Ela parecia calejada já antes de completar 12 anos. Não vacilava. Sabia quando era melhor ficar quieta para depois disparar contra quem fosse palavras amargas. Um pouco mais velha do que eu. Ainda assim éramos duas crianças. Encontramo-nos primeiro na calçada, depois pelas ruas e esquinas. Andávamos o dia todo. Nossos inimigos nem sempre eram os mesmos, mas a ameaça sim. Ela era menina que tinha que ser mulher, eu era menino que não viraria homem. Eu era amigo de mulher.

Motivos de sarro, juntos fomos unidos por nossa desgraça comum: nós mesmos. A garota em um mundo para garotos. Eu fui tudo, menos o tipo de moleque a quem o mundo se dava. Sem vergonha, ríamos, a sós, a dois, de nervoso. Ela me contava sobre como a tratavam na escola, em casa, no busão, mas focava muito nos planos e sonhos.
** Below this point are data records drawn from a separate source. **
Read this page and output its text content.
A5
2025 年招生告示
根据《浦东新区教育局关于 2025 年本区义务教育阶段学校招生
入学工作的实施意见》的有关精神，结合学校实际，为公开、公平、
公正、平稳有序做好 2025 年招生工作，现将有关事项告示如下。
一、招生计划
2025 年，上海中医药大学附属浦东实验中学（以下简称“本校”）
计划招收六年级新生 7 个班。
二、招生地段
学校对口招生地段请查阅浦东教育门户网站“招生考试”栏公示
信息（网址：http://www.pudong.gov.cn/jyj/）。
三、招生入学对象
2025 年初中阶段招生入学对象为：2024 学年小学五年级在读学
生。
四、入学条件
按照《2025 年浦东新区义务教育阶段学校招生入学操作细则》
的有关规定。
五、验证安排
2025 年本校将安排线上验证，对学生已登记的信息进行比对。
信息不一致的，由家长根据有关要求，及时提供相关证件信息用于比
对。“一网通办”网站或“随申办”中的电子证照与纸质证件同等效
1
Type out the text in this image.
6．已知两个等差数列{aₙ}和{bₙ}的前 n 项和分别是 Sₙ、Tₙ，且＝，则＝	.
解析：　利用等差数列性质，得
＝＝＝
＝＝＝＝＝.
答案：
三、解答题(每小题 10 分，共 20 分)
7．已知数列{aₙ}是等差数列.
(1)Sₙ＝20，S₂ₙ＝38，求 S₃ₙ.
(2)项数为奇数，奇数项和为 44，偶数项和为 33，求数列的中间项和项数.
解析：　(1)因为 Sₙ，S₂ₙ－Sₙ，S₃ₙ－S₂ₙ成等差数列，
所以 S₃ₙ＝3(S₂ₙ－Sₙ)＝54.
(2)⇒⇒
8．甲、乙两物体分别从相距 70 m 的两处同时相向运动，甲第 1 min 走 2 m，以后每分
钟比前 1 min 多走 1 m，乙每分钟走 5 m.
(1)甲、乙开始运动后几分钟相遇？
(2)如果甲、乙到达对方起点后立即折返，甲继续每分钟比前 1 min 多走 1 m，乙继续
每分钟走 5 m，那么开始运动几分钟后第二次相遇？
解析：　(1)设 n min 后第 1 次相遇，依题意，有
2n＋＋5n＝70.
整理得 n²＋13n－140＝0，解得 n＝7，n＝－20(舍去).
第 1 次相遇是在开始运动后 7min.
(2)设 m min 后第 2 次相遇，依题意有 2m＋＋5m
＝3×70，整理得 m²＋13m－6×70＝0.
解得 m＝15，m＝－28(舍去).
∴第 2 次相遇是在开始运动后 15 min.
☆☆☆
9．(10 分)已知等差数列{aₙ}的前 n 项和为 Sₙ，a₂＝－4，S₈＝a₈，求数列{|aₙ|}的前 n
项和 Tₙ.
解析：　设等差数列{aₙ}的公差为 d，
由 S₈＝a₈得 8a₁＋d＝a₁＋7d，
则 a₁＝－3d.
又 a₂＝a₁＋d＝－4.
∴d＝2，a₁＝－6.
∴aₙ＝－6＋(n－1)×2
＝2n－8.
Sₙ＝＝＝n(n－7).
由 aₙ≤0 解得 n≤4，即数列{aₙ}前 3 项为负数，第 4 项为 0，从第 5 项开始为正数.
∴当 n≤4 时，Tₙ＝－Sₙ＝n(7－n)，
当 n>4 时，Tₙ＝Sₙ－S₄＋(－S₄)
Buscava saídas de emergência.

Estádio do Canindé, da Associação Portuguesa de Desportos - Zanone Fraissat - 6.jan.20/Folhapress

Mesmo assim, ela gostava de um, de outro, do mesmo de novo e sofria com todos. Queria ser bem tratada, escolher e ser escolhida. Tinha alguma chance de amar. Eu, naquele contexto, não, mas era no imaginário que ela me pegava pela mão e dizia: aqui você pode querer também.

Quando nos agrediam, defendíamo-nos. Se ardia, assoprávamo-nos. Ela acolhia, ouvia, via e entendia o quanto custaria para ser quem éramos, mulher e amigo de mulher —o não homem. A liberdade de ser tem preço alto a depender da posição em que te pariram. Se de pé com grilhões ou deitada com berço de ouro.

Caíamos no chão às gargalhadas e era com a bocarra cheia de dentes, apagados entre um e outro, que o som estridente virava rosnado, aviso para eles de que a mordida viria. A gente ria juntos, como se lambêssemos a ferida um do outro. Amizade, sobrevivência, companheirismo e proceder. A menina e o amigo de menina. Alcateia de dois.

Pouco importava para ela de quem eu gostava. Queria saber era dos meus desafetos, de quem me fazia sofrer. Mais importante era nos protegermos da ameaça comum e conseguir sonhar até que o amanhã chegasse com alguma pista sobre como seria nosso futuro. Este era o ponto: a dois, eu e ela, conseguíamos imaginar futuros. Vivos —o que era mais importante.

Com o passar dos anos, ela se tornou várias. Outros nomes, outras origens e o mesmo pacto de sobrevivência. Quem me ouviu, falou, quem se revoltou com as violências que sofri e se levantou comigo contra elas foi mulher primeiro.

Mulher do começo ao fim, mulher que se propôs a olhar, acolher, ajudar; mulher porque via em mim uma fagulha do que nela sempre incendiou, a ânsia de ser para aquilo que nasceu: ela mesma. Observou com seus olhos amolados a brutalidade dos que não toleravam nossa dança estranha, a que só se faz se o outro também dançar. Foi mulher que chegou perto e perguntou se estava tudo bem. E eu respondia "tudo indo". Assim, elas foram comigo. Amigas, irmãs, várias, hoje e sempre, que, pela necessidade de sobreviverem e de fazer com que outros sobrevivessem, foram as únicas e primeiras a me tirarem para dançar.


No emaranhado de relações tecidas nas periferias, na tensão de cada nó que ata e desata pessoas, o combate à misoginia e homofobia chega, muitas vezes, antes mesmo da militância. Há, antes do conhecimento sobre conceitos e estruturas de poder, o pacto pela vida plena, como no relato aqui feito. Há a convicção de que algo está errado com quem faz do outro depósito de mágoa e comete tais violências.

Encontrei mulher, fui e continuo amigo de mulher. Quando perguntei a ela se estava bem, respondeu "tudo indo". Juntos dançamos.